The terrible violence at Trump’s
rally in Butler is in fact just a small piece of America’s broader gun violence
epidemic. The lethal chaos in Butler wasn’t even the worst mass shooting in
America that took place that day: On the evening of July 13, 2024, mass gunfire
claimed the lives of four other Americans and wounded 10 others in Birmingham,
Alabama. Each day in America, firearms take the lives and livelihoods of people
from communities all over the country.   

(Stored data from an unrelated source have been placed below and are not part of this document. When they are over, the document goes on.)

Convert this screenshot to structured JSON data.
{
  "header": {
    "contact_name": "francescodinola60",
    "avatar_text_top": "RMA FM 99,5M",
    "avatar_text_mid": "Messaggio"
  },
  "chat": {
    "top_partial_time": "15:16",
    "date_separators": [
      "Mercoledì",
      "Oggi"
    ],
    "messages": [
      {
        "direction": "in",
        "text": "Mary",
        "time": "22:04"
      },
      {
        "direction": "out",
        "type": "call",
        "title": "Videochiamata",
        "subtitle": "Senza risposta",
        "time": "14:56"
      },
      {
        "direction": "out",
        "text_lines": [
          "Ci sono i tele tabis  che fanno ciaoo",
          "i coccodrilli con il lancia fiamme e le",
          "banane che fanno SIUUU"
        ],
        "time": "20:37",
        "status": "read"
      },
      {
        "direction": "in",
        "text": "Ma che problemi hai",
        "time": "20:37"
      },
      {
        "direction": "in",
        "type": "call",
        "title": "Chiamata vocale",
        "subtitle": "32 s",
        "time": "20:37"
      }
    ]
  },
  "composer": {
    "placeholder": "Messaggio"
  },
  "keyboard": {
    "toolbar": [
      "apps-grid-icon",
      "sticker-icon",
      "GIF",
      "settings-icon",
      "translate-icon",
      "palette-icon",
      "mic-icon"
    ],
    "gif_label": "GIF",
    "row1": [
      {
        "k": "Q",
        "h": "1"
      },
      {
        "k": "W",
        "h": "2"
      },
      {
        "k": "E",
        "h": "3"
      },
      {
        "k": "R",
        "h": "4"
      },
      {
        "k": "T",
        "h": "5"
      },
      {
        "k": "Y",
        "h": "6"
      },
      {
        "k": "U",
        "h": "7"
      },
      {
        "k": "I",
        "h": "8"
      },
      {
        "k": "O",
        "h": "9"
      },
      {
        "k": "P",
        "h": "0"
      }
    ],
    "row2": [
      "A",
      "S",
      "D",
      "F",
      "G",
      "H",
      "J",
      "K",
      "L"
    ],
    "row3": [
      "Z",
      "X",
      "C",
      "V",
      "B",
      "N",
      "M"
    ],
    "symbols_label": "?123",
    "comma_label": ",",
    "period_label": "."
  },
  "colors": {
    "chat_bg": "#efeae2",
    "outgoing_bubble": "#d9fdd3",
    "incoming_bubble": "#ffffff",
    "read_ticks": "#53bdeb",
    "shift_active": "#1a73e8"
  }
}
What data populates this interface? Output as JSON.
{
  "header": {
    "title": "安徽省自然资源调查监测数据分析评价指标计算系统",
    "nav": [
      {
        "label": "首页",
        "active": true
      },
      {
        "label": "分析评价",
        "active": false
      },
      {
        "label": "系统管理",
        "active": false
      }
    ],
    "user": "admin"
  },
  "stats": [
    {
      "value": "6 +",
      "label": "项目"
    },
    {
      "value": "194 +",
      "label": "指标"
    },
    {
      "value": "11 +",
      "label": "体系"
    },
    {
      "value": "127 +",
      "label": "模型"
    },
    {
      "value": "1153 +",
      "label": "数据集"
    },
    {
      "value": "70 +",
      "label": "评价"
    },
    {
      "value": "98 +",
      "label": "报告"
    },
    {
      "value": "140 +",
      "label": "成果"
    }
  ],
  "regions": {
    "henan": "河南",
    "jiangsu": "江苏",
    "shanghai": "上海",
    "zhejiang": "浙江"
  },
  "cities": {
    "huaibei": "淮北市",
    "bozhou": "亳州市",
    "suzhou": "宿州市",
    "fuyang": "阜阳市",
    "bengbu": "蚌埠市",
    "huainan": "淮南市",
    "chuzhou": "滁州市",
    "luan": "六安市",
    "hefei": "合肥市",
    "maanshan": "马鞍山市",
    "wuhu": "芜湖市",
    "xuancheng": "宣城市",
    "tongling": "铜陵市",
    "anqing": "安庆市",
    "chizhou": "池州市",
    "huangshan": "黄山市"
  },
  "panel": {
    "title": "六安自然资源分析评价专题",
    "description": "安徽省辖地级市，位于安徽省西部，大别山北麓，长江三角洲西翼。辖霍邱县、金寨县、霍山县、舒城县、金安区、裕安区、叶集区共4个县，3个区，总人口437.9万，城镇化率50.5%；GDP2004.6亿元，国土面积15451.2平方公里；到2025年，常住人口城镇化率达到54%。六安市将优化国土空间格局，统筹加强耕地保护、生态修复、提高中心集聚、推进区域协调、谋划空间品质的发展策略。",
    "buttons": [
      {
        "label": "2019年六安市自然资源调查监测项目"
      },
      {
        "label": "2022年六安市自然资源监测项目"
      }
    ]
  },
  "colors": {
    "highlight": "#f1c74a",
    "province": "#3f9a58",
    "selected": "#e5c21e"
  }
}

The Constitution defines our
government’s purposes to be to form a more perfect Union, to establish justice,
to ensure domestic tranquility, to provide for the common defense, to promote
the general welfare, and to perpetuate the blessings of liberty. These
imperatives are fundamental to our social contract. But all of them are undone
and crushed by gun violence.    

I’m heartened that Democrats and
Republicans came together after the Butler attack to chart a new course for the
Secret Service to better protect our presidents and candidates. Now we must
summon the same shared resolve to protect America’s young people and all our
communities from gun violence. Let’s make mass shootings a fact of American
history and not a continuing fact of American life.